Prefeito de Francisco Beltrão propõe escolas que fazem distinção entre professores(as) e estudantes

Sem consultar categoria, gestor cria lei que fere o princípio da igualdade na carreira docente

Foto: Prefeitura de Francisco Beltrão

A Câmara Municipal de Francisco Beltrão (sudoeste do Paraná) realizou nesta semana uma reunião extraordinária para aprovar o Projeto de Lei nº 001/2019, de autoria do prefeito Cleber Fontana (PSDB), que cria o Programa “Escola 2030”. Embora justifique que “visa implementar educação de excelência”, a matéria produz um verdadeiro ataque à gestão democrática nas escolas e à isonomia de tratamento entre professores(as) e estudantes da rede do município.

No afogadilho, o Executivo municipal estabelece um processo seletivo interno a ser aplicado a cada três anos e uma avaliação anual onde professores(as) em exercício – e que foram já aprovados em concurso público – precisam atingir notas para ter direito a uma bonificação, valor que não incorpora aos vencimentos nem a base de cálculo da aposentadoria.

O Programa será implantado inicialmente em apenas uma escola e diz ter como diretrizes a escola em tempo integral, o sistema focado na meritocracia, docentes com elevada qualificação, didática atual, boa infraestrutura e aperfeiçoar a gestão escolar. Contudo, não traz nenhuma previsão de investimentos em áreas como infraestrutura e formação dos(as) educadores(as).
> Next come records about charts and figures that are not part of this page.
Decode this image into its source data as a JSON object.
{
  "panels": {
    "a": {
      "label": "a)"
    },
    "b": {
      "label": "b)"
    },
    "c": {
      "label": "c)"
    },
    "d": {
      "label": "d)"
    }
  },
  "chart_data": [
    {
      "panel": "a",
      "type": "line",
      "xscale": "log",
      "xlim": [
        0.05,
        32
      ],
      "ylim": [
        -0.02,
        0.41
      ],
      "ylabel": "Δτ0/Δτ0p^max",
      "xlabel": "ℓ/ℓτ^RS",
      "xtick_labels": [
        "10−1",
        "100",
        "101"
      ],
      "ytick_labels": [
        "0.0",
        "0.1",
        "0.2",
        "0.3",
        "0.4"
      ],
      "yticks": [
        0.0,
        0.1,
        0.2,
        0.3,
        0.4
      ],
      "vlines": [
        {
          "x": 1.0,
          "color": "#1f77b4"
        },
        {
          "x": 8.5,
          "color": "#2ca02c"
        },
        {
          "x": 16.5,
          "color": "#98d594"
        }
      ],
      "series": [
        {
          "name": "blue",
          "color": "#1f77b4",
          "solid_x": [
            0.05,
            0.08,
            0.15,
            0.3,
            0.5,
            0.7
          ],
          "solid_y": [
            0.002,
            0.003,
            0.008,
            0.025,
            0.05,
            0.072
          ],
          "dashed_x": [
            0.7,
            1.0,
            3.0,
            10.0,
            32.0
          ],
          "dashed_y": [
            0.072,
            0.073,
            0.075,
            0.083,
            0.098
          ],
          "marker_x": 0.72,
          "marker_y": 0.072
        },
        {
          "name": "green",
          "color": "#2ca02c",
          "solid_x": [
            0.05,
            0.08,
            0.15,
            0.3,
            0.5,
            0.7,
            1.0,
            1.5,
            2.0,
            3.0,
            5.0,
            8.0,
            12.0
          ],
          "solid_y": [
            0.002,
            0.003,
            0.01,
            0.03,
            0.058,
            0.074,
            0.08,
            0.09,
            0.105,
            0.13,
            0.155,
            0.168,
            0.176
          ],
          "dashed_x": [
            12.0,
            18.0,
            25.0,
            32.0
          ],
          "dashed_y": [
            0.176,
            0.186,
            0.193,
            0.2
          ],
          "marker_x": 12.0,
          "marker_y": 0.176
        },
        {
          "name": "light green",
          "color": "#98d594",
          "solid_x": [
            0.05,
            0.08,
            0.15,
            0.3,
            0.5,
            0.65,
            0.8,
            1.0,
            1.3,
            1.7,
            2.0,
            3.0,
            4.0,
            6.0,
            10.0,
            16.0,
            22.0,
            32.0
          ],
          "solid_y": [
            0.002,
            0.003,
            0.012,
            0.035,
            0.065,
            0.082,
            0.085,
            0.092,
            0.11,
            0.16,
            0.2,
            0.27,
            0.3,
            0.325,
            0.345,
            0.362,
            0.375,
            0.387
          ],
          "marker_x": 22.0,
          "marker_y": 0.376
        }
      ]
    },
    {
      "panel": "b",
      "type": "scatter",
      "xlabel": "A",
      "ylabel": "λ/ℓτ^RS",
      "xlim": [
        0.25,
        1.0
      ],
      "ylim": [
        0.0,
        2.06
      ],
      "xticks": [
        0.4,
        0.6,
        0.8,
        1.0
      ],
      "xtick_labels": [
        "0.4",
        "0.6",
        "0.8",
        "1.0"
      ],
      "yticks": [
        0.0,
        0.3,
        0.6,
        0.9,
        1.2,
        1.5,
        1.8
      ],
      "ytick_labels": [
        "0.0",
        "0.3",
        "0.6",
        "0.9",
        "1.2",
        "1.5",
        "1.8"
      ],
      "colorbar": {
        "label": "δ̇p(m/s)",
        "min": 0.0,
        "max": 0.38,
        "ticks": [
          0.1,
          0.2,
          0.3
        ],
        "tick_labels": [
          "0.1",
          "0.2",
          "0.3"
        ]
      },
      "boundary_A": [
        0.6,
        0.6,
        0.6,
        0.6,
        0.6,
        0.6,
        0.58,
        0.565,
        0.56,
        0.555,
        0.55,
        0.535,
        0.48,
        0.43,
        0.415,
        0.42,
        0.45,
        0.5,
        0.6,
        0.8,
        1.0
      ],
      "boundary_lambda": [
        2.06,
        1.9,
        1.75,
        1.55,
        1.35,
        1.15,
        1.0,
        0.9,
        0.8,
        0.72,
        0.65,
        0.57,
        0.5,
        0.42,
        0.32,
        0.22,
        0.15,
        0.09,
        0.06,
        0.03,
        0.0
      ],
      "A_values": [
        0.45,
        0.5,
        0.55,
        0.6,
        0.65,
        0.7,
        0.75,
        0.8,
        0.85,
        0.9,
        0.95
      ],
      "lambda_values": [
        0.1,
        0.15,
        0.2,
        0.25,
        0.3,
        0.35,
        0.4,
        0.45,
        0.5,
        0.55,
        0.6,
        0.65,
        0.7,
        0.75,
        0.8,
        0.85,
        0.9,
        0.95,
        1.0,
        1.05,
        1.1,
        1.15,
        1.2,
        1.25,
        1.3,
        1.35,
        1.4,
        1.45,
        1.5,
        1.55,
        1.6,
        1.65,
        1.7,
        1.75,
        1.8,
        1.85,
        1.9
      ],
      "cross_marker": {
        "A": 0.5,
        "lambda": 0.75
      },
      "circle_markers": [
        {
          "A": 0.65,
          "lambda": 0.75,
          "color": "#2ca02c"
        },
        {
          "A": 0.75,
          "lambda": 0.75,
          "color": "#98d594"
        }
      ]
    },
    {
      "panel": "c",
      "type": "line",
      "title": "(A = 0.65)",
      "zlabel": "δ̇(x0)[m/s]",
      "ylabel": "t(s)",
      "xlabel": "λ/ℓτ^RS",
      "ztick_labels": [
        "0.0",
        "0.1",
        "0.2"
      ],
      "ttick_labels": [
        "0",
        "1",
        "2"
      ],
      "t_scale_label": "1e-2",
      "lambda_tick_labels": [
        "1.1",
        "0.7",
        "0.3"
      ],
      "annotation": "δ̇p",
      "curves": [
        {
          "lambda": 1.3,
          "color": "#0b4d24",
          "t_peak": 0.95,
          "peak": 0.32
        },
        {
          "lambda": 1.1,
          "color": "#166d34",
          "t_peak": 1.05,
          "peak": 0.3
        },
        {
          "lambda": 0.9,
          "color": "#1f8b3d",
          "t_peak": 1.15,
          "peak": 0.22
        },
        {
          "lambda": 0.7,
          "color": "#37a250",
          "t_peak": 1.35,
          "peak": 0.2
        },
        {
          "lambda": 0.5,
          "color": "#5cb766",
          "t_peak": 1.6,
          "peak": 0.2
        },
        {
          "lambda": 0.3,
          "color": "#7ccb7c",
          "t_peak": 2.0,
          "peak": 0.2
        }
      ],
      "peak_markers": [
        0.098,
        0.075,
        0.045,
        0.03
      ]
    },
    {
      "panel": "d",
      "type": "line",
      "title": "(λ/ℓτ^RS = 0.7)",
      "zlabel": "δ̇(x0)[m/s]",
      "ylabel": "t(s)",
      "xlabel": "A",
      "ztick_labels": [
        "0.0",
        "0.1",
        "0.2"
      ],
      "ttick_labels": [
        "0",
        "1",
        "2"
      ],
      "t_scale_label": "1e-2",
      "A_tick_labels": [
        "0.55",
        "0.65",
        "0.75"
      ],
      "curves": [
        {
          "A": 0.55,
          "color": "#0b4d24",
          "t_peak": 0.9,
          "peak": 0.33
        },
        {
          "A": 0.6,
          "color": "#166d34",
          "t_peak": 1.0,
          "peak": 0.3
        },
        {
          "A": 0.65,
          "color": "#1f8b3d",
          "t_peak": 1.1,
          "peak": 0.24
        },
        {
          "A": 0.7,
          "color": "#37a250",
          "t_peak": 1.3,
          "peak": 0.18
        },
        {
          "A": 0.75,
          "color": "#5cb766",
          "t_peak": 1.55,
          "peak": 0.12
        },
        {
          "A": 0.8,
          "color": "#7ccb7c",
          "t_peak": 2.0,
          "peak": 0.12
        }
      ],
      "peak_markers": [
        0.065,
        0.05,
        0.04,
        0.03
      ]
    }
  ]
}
A medida não respeita o Plano Municipal de Educação, que foi amplamente debatido com a comunidade escolar, nem o Plano de Carreira que regula as avaliações e evoluções salariais da categoria, e ainda autoriza plenos poderes ao prefeito para regulamentar o “Programa”, sem qualquer participação dos(as) profissionais da educação e da comunidade escolar, e alterar o Plano Plurianual, a Lei de Diretrizes Orçamentárias e a Lei Orçamentária Anual para 2019.

A APP-Sindicato acompanha com atenção esse processo e se solidariza com os(as) professores(as), estudantes e as famílias beltronenses, pois entende que a educação pública não pode ser realizada por sobressaltos, sem debates com os(as) profissionais da educação e com a comunidade escolar.

Na avaliação do Sindicato, a ideia de meritocracia contida na proposta é um erro grave e não garante melhoria na qualidade da educação. É na prática e no cotidiano que o(a) professor(a) estabelece a relação de empatia que promove o processo de ensino aprendizagem e isso não é possível avaliar através de uma prova ou de notas.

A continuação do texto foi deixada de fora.